I had tears in my eyes. Not from laughter. It was from pure joy that my husband was having an amazing experience.

At that moment, I remembered a question I had for him. When I finally had a chance, I went up with my interpreter. I asked him, “Hi. I am deaf, and I wanted to ask you about what, with the fact you had that opportunity to experience being deaf for a day, took from it as an actor? What kind of impact did it have on you afterwards?”

He was able to, from a hearing person’s perspective, of what it was like for him. He even shared how isolating it was and how he understood that it was very common for deaf people to struggle with this. He he also said he learned that it was so important to look at a deaf person to make sure they understand what is being said, just in case they can lip-read. “Is that right?” I nodded and signed loudly, “YES!” He then added an amazing piece of news, “In fact, my sister and I have been writing a series of books, “Hollow Earth”, and one of the main characters is deaf.” My interpreter and I were elated! I signed, “YES! Finally!”  Deaf characters are hardly written about, from my experience, in the fiction world.

The rest of his panel was filled with laughter, and I left there with a headache from all the laughing I had done.

The next day, we went back to venture around the convention floor and see about going to one more panel. On the convention floor, there was an area where you could get in line for an autograph of a wide variety of celebrities. There was a fee for it, which some of the money went for raising funds for raising literacy through using pop culture. My daughter had saved some of her money she had earned to be able to get her favorite actress’, Jenna Coleman, who plays Clara Oswald in Doctor Who, autograph on a drawing she did of a TARDIS. “That is very good!” Jenna said in a thick British accent, as my daughter told me later. I couldn’t hear her voice very well. It made her little 11 year old heart jump with excitment.

 

My husband then signed to me, “Hey, since you’re going to go get John Barrowman’s autograph, why don’t we let our daughter get his autograph on her drawing, too?” I thought that was a great idea. We got in line and waited for a while until he and his troupe finally did show up. Once we got up to seeing him, John recognized my husband and shook his hand again. He asked my daughter, “Do you sign for your mom?”  “Yeah, I do, but I don’t for my dad since he can’t see.” He laughed and smiled. “Of course not!” He told me when I told him I was planning on getting his books, “You can get a link to a website from the book to learn BSL.” “Oh, that’s awesome!” I said, “I want to learn BSL since I want to go to London some day and meet some deaf people there.  I only know how to sign ‘Doctor who’ in BSL.”  “What is it?”  I showed him what I knew. I then showed him how to sign it in ASL. He loved it and copied me before finishing signing my poster. I signed, “Thank you.” and walked away.

We went to the “Women of Doctor Who” panel, featuring Jenna Coleman and Alex Kingston, which was something my little girl was anxious to see. It was so good, but it wasn’t as funny as Cary and John. Sorry, ladies.

Our day ended on a high note as we walked out of the main stage to an area where some displays were, including a row of vehicles from movies. One was of the truck from Twister. I told my husband and he was elated to know it was there.

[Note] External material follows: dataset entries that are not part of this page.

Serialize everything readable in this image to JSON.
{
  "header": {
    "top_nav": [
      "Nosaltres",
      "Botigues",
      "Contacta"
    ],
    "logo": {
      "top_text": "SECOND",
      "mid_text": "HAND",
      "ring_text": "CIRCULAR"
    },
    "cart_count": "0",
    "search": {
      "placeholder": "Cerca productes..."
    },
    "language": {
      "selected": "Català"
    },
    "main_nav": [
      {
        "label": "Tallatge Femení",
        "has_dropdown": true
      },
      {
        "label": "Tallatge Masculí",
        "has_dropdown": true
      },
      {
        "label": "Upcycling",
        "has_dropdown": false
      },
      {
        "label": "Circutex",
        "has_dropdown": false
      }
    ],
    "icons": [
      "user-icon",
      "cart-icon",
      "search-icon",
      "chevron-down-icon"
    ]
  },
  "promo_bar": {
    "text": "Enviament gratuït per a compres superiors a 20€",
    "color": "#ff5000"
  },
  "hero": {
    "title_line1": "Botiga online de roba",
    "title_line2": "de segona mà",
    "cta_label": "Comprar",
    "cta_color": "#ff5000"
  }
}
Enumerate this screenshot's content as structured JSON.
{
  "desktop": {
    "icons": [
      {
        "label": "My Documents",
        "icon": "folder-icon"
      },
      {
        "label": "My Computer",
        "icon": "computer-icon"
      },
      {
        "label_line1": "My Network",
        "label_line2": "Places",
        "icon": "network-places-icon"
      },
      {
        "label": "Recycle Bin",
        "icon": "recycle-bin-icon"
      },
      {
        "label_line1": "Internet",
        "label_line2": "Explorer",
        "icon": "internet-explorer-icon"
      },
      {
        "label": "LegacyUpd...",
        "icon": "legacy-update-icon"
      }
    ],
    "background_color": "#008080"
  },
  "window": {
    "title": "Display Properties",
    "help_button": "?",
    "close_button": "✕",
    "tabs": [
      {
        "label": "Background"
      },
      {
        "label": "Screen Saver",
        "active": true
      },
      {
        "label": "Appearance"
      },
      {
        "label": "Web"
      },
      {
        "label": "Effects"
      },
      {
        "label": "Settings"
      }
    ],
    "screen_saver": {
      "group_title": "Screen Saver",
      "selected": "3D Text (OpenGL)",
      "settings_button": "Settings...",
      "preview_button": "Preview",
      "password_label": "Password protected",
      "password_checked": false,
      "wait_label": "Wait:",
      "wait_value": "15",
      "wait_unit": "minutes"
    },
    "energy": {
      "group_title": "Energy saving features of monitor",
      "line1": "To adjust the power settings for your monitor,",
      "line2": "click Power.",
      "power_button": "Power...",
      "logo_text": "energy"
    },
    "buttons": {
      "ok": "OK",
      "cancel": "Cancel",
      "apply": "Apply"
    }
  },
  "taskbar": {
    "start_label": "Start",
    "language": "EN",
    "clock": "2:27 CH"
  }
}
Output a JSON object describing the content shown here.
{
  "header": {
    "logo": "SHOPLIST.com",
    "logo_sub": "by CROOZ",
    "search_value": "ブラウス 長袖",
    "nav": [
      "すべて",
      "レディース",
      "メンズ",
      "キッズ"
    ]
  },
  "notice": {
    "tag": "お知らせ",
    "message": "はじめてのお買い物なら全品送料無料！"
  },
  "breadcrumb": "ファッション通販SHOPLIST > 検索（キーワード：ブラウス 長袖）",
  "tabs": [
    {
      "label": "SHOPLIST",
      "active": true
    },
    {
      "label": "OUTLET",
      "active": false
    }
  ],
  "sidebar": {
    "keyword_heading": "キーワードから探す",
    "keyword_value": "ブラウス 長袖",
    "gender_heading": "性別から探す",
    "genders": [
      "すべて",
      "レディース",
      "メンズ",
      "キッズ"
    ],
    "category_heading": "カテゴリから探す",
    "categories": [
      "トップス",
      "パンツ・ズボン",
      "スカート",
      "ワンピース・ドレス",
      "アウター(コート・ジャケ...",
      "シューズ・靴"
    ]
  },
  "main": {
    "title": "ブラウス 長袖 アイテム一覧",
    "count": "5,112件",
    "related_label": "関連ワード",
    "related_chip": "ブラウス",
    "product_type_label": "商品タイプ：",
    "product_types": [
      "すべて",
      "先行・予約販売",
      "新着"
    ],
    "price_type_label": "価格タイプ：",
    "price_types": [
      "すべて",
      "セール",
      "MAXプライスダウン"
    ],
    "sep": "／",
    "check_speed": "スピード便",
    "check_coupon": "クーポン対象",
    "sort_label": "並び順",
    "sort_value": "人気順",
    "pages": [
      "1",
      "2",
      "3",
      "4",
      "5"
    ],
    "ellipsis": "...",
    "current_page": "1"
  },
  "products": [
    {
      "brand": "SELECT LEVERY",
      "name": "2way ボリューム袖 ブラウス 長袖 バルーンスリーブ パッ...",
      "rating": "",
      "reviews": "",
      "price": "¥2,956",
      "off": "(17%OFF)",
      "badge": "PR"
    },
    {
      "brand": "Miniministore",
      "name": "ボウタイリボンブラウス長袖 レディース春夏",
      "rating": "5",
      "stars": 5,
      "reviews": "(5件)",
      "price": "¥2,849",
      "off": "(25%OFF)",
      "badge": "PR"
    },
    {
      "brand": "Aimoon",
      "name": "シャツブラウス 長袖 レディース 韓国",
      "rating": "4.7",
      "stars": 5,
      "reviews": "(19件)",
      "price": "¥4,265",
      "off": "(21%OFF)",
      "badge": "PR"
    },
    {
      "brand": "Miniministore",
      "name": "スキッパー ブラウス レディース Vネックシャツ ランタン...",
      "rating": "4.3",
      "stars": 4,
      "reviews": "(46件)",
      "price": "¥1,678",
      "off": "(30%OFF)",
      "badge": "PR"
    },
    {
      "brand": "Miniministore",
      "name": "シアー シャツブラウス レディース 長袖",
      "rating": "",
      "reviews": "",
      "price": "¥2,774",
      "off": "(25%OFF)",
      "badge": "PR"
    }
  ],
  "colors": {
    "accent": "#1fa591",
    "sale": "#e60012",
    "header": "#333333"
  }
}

“Its the the truck that crashed in front of the red truck, freaking out the therapist.”

“Oh, wow. I wish I could feel it, since I can’t see it.”

I didn’t even hesitate as I told him, “Wait here.”  I walked over to the table for the vehicle display and asked the gentleman sitting there, “My husband is blind, and I was wondering if there was any way he could be able to touch the Twister truck. Could he?”  To my surprise, the man immediately starting to get up with a huge smile on his face, “Yes! Of course! That’s my truck!”  He came over and took the chain down and let me lead my husband to the truck. The gentleman came to my husband and introduced himself and began to explain what my husband was touching. “Oh, let me show you where Dorothy is.” He led my husband to the great device that was a key part of the Twister story. There was a huge smile across my husband’s face.  “I can see it in my head as I’m touching it. I can remember what I had seen in the movie.”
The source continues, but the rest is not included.